Da mesma forma como você sorri bobamente quando assiste alguma coisa jocosa na televisão, eu esparramo meus braços em cruz em volta da cama enquanto te beijo, te toco e cheiro. Ou como quando suas cachorras se enciumam de mim e se colocam entre nós quando estamos conversando coisas boas e bobas no sofá. Ou quando o tempo fecha e, inesperadamente, você briga comigo pelas coisas mais banais, e eu não consigo deixar de achar engraçada a forma como reages a circunstâncias que a meu ver são desimportantes. Ou então quando falas de sua mãe, de seu temperamento e de suas brigas homéricas com ela. Ou simplesmente da saudade que sinto quando não te tenho nas adjacências dos meus poros, como se já não te visse por longa data. Mas me separei de você há poucas horas, nessas circunstâncias percebo que na cronologia dos bobos que amam o tempo corre de uma forma toda peculiar.
Ou então quando me beijas a testa, desejando que eu fique com Deus; sendo assim, divago, sento e me lembro quando te disses que gostava de Angela Rorô, e me disses, bobamente: Mas eu também. Pois bem, nada de muito importante a ser descrito aqui. Percebi que ando extremamente cru ao verbalizar. Tenho-me mantido mudo observando o silêncio que há nos seus passos e gestuais. És a minha Pasárgada hoje. Que assim seja por tempo indefinido. Que seja. Sim. Com algumas reticências, pois elas representam o que não consegue ser dito, mas apenas externalizado no olhar e nos toques. Como ando folhetinesco, bobo e piegas.
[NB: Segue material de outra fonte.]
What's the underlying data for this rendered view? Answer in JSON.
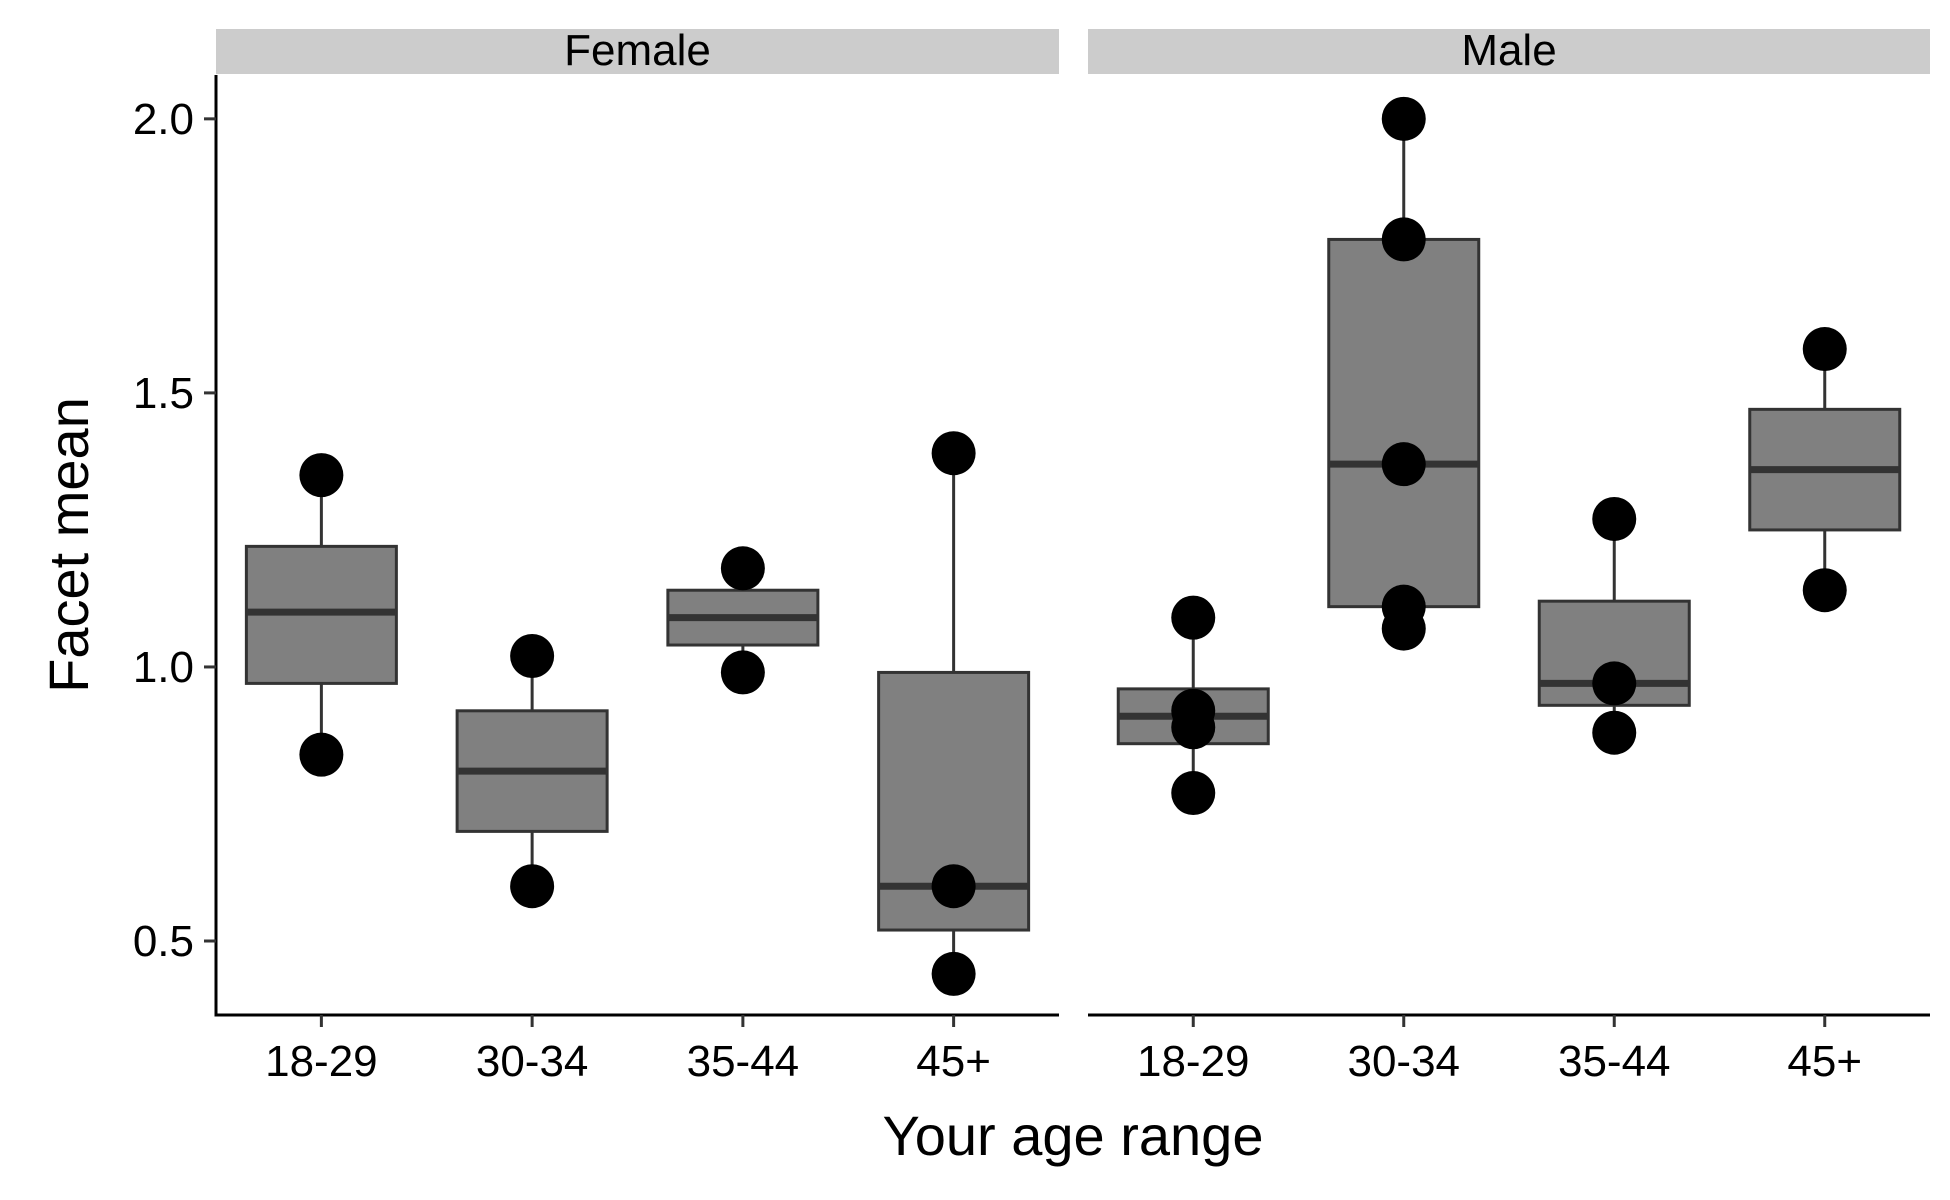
{
  "chart_data": {
    "type": "boxplot",
    "xlabel": "Your age range",
    "ylabel": "Facet mean",
    "ylim": [
      0.365,
      2.08
    ],
    "yticks": [
      0.5,
      1.0,
      1.5,
      2.0
    ],
    "ytick_labels": [
      "0.5",
      "1.0",
      "1.5",
      "2.0"
    ],
    "categories": [
      "18-29",
      "30-34",
      "35-44",
      "45+"
    ],
    "colors": {
      "box_fill": "#808080",
      "box_stroke": "#333333",
      "point": "#000000",
      "strip_bg": "#cccccc"
    },
    "panels": [
      {
        "label": "Female",
        "boxes": [
          {
            "category": "18-29",
            "lower_whisker": 0.84,
            "q1": 0.97,
            "median": 1.1,
            "q3": 1.22,
            "upper_whisker": 1.35,
            "points": [
              1.35,
              0.84
            ]
          },
          {
            "category": "30-34",
            "lower_whisker": 0.6,
            "q1": 0.7,
            "median": 0.81,
            "q3": 0.92,
            "upper_whisker": 1.02,
            "points": [
              1.02,
              0.6
            ]
          },
          {
            "category": "35-44",
            "lower_whisker": 0.99,
            "q1": 1.04,
            "median": 1.09,
            "q3": 1.14,
            "upper_whisker": 1.18,
            "points": [
              1.18,
              0.99
            ]
          },
          {
            "category": "45+",
            "lower_whisker": 0.44,
            "q1": 0.52,
            "median": 0.6,
            "q3": 0.99,
            "upper_whisker": 1.39,
            "points": [
              1.39,
              0.6,
              0.44
            ]
          }
        ]
      },
      {
        "label": "Male",
        "boxes": [
          {
            "category": "18-29",
            "lower_whisker": 0.77,
            "q1": 0.86,
            "median": 0.91,
            "q3": 0.96,
            "upper_whisker": 1.09,
            "points": [
              1.09,
              0.92,
              0.89,
              0.77
            ]
          },
          {
            "category": "30-34",
            "lower_whisker": 1.07,
            "q1": 1.11,
            "median": 1.37,
            "q3": 1.78,
            "upper_whisker": 2.0,
            "points": [
              2.0,
              1.78,
              1.37,
              1.11,
              1.07
            ]
          },
          {
            "category": "35-44",
            "lower_whisker": 0.88,
            "q1": 0.93,
            "median": 0.97,
            "q3": 1.12,
            "upper_whisker": 1.27,
            "points": [
              1.27,
              0.97,
              0.88
            ]
          },
          {
            "category": "45+",
            "lower_whisker": 1.14,
            "q1": 1.25,
            "median": 1.36,
            "q3": 1.47,
            "upper_whisker": 1.58,
            "points": [
              1.58,
              1.14
            ]
          }
        ]
      }
    ]
  }
}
quinta-feira, maio 13, 2010

Do you wanna dance?

Pois bem, o máximo que eu faço é pisar nos pés alheios enquanto, desajeitadamente, tento me adaptar ao ritmo da música, ou mesmo movimentar desajeitadamente os braços e pernas imaginando que crio uma forma de chacoalhar o esqueleto extremamente contemporânea e que futuramente será estudada e aprofundada pelas escolas de dança de arte moderna. Sem subterfúgios. Sem linguagem cifrada nem subentendidos. Sem psicanálise muito menos frases de autoconsolação. Apenas gostei da sonoridade do clipe. O clima francês. Os personagens extremamente blasès e sua vestimenta apropriada. Senti-me no clima. Como se eu pudesse estar naquele cenário em matizes pretas e brancas. Do outro lado das câmeras, batendo o pezinho no chão ao compasso do som, com um sorrisinho no canto da boca e com vergonha de confessar que gostaria de ser um quarto elemento do clipe.